Bagian XIV

Quest Day 14
Genre Utama : (Romance)
Sub-Genre : (Fantasy)

🎀🎀🎀

Sejak mengetahui jati dirinya secara perlahan, Lily merasakan perubahan besar. Ketika ia yang sebelumnya seperti orang dungu yang tidak tahu apa-apa. Ya, walau semua hal terkesan abu-abu.

Namun, Lily setidaknya sudah tahu jalan yang harus ia ambil. Walau ia sedikit heran, bagaimana Levi tiba-tiba bersikap seperti itu padanya? Apa sesuatu telah terjadi?

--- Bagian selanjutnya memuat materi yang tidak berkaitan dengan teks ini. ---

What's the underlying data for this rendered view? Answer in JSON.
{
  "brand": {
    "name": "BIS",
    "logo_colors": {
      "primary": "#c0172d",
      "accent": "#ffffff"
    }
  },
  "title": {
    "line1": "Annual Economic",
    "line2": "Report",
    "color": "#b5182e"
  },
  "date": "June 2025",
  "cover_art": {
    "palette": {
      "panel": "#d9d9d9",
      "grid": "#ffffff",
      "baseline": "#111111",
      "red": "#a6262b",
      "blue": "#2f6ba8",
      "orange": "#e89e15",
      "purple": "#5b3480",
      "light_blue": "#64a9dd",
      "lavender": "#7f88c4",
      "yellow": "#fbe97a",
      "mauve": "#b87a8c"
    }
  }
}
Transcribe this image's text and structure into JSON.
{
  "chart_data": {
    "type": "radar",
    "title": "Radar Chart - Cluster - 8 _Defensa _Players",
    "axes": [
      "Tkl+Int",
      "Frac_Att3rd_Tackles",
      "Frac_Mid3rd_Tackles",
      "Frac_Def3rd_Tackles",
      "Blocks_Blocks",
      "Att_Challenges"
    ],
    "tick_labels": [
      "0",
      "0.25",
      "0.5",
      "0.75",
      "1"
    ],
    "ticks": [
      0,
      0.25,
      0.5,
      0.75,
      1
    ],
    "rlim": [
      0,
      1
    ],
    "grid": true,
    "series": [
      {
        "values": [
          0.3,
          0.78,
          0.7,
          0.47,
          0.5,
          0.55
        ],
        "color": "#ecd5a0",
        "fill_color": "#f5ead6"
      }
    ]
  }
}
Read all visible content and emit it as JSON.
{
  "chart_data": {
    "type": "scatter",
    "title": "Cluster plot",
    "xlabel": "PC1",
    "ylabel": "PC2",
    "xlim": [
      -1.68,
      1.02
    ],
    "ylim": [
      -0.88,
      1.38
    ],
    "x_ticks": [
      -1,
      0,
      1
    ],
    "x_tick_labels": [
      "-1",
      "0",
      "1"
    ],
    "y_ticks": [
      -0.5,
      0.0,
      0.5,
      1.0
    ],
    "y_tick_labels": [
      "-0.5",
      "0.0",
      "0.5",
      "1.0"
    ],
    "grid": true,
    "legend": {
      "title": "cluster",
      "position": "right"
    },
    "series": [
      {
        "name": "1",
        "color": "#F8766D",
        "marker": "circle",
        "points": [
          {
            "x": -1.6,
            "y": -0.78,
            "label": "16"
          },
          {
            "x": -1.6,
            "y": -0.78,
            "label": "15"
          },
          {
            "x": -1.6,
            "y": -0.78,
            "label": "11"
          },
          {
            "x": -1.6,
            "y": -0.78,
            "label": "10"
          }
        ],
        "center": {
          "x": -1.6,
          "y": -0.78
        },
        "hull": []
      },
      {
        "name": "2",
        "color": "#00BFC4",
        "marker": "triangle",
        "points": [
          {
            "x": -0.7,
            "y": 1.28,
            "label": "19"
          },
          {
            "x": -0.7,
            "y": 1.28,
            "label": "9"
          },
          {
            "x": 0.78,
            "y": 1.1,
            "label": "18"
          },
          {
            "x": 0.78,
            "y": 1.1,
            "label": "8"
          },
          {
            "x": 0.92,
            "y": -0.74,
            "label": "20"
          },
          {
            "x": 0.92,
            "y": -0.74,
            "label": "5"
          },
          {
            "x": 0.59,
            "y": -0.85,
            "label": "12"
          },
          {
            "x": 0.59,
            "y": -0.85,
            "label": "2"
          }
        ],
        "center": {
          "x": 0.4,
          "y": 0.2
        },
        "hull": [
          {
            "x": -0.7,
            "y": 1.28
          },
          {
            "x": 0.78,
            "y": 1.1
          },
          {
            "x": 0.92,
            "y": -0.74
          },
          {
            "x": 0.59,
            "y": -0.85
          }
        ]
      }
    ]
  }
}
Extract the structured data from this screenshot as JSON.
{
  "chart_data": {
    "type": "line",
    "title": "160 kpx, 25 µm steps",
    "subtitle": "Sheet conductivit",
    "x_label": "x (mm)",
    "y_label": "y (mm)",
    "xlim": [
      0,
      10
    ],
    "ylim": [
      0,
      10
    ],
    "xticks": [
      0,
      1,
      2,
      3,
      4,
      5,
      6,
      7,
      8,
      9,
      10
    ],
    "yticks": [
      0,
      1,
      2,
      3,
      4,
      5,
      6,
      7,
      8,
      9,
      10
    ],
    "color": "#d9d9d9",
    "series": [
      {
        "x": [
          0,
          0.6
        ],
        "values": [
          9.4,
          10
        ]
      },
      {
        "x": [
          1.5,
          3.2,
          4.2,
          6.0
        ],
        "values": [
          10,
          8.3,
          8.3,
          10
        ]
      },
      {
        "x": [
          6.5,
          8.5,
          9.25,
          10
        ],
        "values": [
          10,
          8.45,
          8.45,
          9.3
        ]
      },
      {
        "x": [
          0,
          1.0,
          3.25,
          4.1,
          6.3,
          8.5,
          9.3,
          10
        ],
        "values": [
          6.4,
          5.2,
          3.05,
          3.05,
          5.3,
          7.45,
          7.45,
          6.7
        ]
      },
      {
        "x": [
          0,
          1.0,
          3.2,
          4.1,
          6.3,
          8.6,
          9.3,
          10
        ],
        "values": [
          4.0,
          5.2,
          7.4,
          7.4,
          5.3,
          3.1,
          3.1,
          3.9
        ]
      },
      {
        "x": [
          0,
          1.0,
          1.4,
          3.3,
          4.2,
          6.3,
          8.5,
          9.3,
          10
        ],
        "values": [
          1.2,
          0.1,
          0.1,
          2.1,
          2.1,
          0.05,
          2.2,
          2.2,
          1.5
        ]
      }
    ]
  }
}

"Lily, bisakah kau menemani Hana yang harus mengantar barang ke ayahnya yang tertinggal?" Lily yang tengah membersihkan area depan kandang kuda langsung menoleh ke arah Frances yang membuat Lily sebelumnya terpaku hingga ia langsung mengangguk paham.

"Baiklah. Aku akan pergi dulu. Omong-omong, di mana Nona Hana?" tanya Lily sembari menepuk pakaiannya yang sedikit berdebu.

Frances yang mendengar itu langsung menunjuk ke arah rumah utama. "Kau ke rumah utama saja. Dia sudah ada di depan pintu. Dia menunggumu karena ini perintah dari Madam Orin," kata Frances yang hanya bisa diangguki oleh Lily.

Ia merasa pantas saja. Namun di sisi lain, Madam Orin memang mulai melibatkannya dalam hal di luar pekerjaannya yang seharusnya fokus di peternakan. Akan tetapi, Lily tidak ingin berkomentar. Ia juga merasa tidak masalah tatkala keluarga Madam Orin yang begitu baik kepadanya dengan memberikan pekerjaan dan bahkan tempat untuk tinggal.

Lily melangkah dengan tenang menuju rumah utama, matanya terus mengamati sekeliling hingga akhirnya ia melihat sosok Hana Alberto, si bungsu keluarga itu, tengah berdiri di depan pintu. Gadis kecil itu tampak sibuk dengan sesuatu yang ia pegang erat di tangannya. Lily segera menghentikan langkahnya dan membungkuk hormat sebagai bentuk sopan santun.

Namun, Hana mendadak berteriak, "Lily! Tidak perlu melakukan itu. Kau tidak perlu membungkuk di depanku!"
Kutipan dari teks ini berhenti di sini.